In May, Cole received a letter from the libraries’ board of trustees which read: “You do not have the authority to decide what materials should be displayed in the library, nor do you have the authority to direct employee duties.”
Cole responded the next day with a letter which read:
“Without new information to consider, the current practice regarding ‘banned books’ seems tantamount to providing certain individual town employees with their own political platforms during work hours.
“As a town manager, holding charter-based supervisory authority over all town employees, I have to wonder if this is really a good idea for the workforce? Individual political expression by employees is not allowed on ‘town time and the town’s dime’ in other areas of municipal employment,” he wrote. “Why should library employees be treated differently? That is a question that must be asked.”

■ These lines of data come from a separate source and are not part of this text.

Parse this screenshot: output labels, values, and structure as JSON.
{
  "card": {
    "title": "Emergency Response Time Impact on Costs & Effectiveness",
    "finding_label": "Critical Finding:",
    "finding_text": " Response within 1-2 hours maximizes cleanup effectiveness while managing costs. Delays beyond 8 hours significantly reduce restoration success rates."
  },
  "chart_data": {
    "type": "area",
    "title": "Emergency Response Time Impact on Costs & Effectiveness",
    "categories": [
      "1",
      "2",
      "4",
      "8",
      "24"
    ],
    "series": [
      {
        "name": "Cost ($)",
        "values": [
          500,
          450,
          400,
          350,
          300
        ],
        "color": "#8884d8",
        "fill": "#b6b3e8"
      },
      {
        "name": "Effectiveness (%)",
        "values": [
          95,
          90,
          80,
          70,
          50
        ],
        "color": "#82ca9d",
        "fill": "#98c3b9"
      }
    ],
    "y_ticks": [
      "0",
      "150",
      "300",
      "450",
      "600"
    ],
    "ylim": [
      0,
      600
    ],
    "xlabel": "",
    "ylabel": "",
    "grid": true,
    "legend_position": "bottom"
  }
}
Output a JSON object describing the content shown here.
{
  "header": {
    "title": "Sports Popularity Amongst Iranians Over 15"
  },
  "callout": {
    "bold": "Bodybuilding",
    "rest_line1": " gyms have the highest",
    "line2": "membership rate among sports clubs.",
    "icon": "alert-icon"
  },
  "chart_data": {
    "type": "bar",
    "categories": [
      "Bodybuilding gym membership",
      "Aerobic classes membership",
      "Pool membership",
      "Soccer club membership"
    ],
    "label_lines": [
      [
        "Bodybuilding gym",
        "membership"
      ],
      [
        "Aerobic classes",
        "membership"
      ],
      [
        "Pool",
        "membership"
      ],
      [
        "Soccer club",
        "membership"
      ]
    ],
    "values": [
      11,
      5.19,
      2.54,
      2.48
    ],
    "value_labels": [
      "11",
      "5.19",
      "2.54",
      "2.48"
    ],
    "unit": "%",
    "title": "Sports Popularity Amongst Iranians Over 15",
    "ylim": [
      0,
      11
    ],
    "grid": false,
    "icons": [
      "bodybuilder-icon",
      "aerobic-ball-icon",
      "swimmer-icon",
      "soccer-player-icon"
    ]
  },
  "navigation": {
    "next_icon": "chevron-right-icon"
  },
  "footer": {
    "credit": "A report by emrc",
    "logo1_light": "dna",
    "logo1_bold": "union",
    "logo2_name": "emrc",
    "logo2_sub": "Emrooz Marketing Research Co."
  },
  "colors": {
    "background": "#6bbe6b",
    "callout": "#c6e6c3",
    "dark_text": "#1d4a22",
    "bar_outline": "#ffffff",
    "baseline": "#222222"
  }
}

He added: “You have people loaded for bear who think it’s going to be a replay of last fall. I understand that, but you ask a few questions and you become a villain.”
Cole met with the trustees again this month, and said: “It’s like a free-for-all. It just seemed like it was employees doing as they please, on town time and town dime.”
The board has adopted a policy of which states that the library director must approve all displays, that local organizations can request space for exhibits or displays, and that all displays in the children’s library must be of interest to and appropriate for young ones.
The policy states: “As the library endeavors to present a broad spectrum of ideas and a variety of viewpoints, materials exhibited do not necessarily represent the views or imply the endorsement of the library trustees, administration or staff.”
Cole has since stated that he is satisfied with the library’s policy. “It’s unfortunate me asking some reasonable questions triggered a wave of hostility. I’m sorry for that,” he said. “I think people have moved on.”
“We don’t know what will happen in September,” said Butler after this latest wave of controversy, “but we will be addressing banned books again.”